Associate Professor of Musicology and Director of Research
Office: 600 BMT
B.Mus., A.B., Univ. of Michigan
M.A., Ph.D., Univ. of Chicago
Mark Clague researches all forms of music-making in the United States, especially the classical tradition in Chicago, focusing on the functional aesthetic of music, critical geography, and the interrelationship of music and society. Professor Clague served as Executive Editor for Music of the United States of America for six years.
His articles appear in American Music and the Black Music Research Journal as well as the International Dictionary of Black Composers and The Encyclopedia of Chicago. He is at work on books for the University of California and Illinois Presses.
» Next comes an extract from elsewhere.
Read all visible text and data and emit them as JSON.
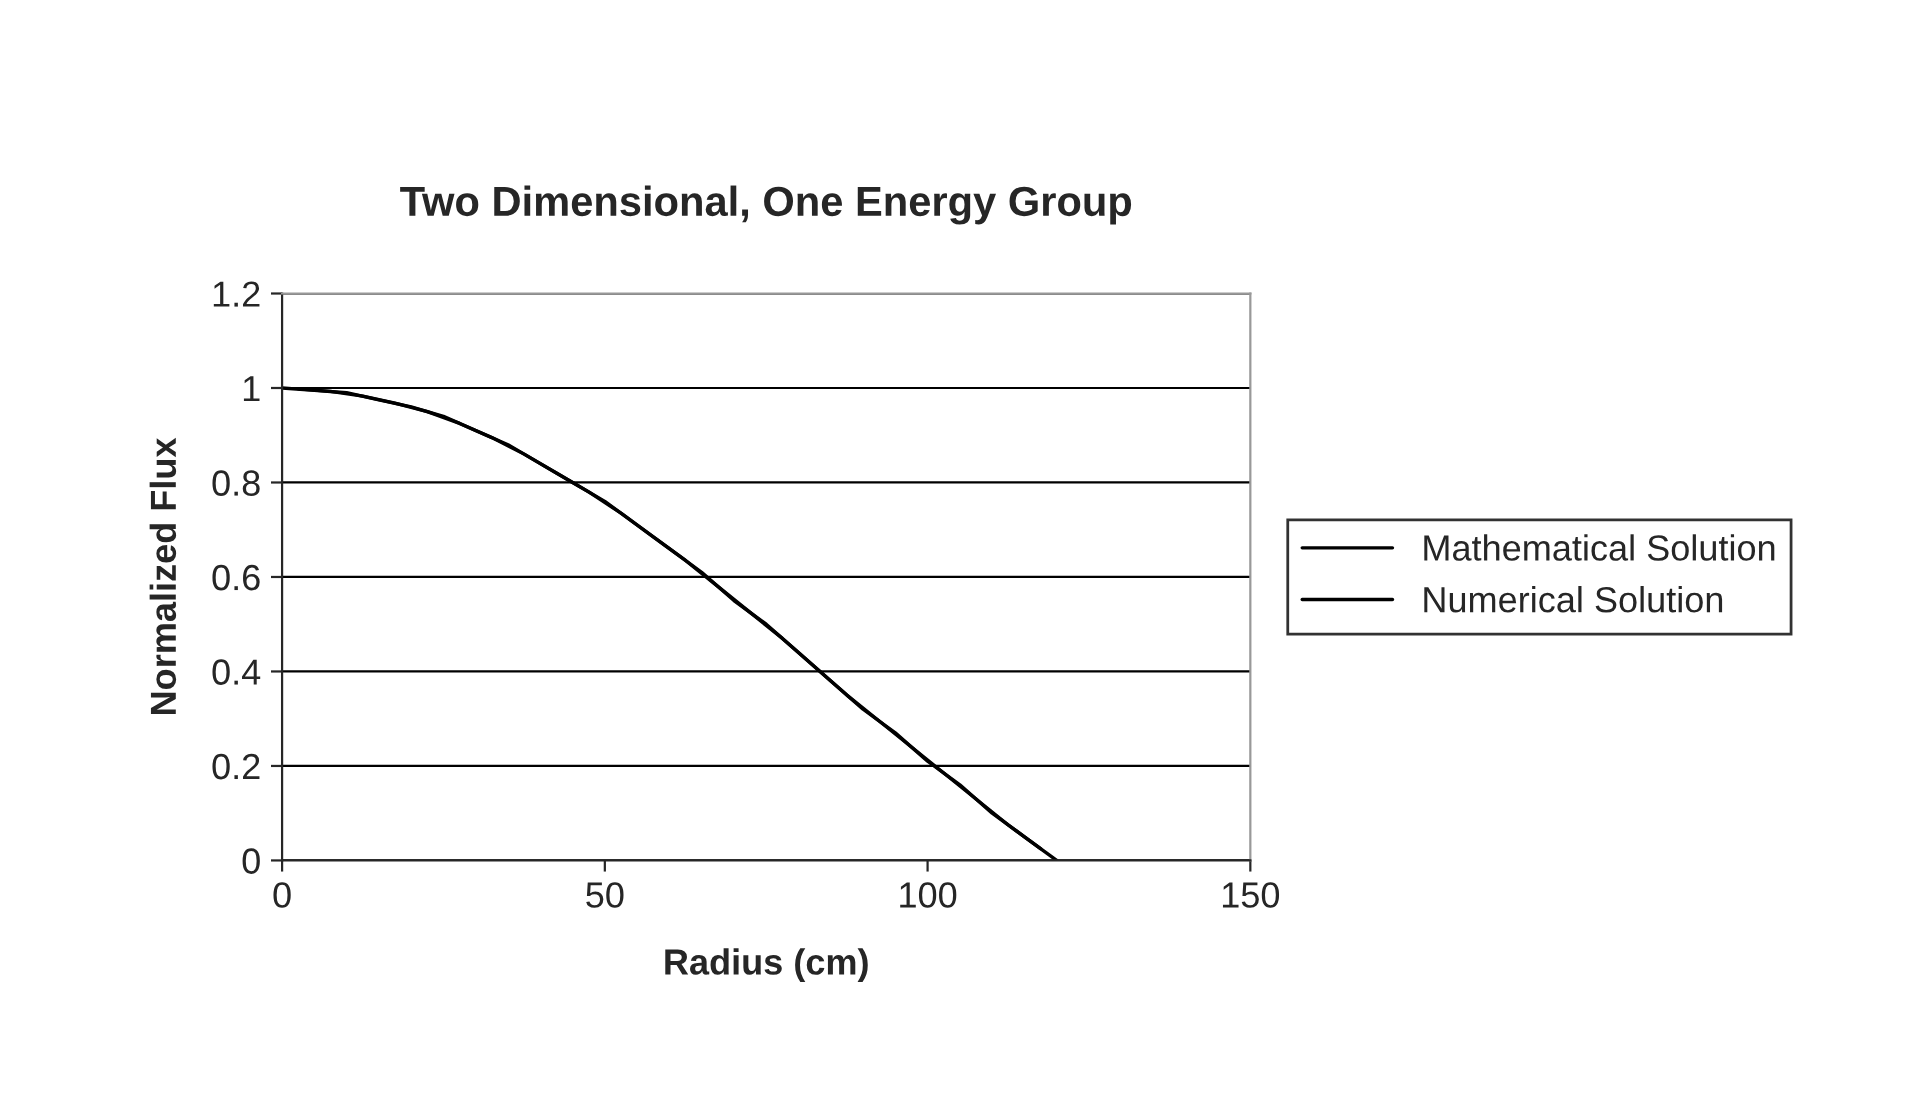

Professor Clague has presented papers at national meetings of the American Musicological Society, the Society for Ethnomusicology, the Center for Black Music Research, and Feminism and Music Theory and frequently lectures around the country. His awards include the University of Michigan's Stanley Medal, a Mellon Fellowship in the Humanities, the Wayne C. Booth Teaching Prize, and, most recently, the 2003 Wiley Housewright Dissertation Prize of the Society for American Music.
In May 2004, his LIVING MUSIC project was awarded a Teaching With Technology Fellowship by the Center for Research on Learning and Teaching. He has been a presenter at the Michigan School Band and Orchestra Conference and the University Provost's Seminar on Teaching.
Before joining the Michigan faculty, Professor Clague was bassoonist with the Chicago Civic and Rockford Symphonies and played periodically with the Grant Park and Chicago Symphony Orchestras. In March 2003, he performed André Jolivet's Concerto pour basson, orchestra a cordes et piano (1954) as the Concerto Competition Winner of the University of Michigan Campus Symphony Orchestra. He has given pre-concert talks for the Ann Arbor, Detroit, and Chicago Symphonies.
Professor Clague serves as Associate Director of the School of Music, Theatre & Dance's American Music Institute and as faculty advisor to the American Music Study Group, an interdisciplinary study group.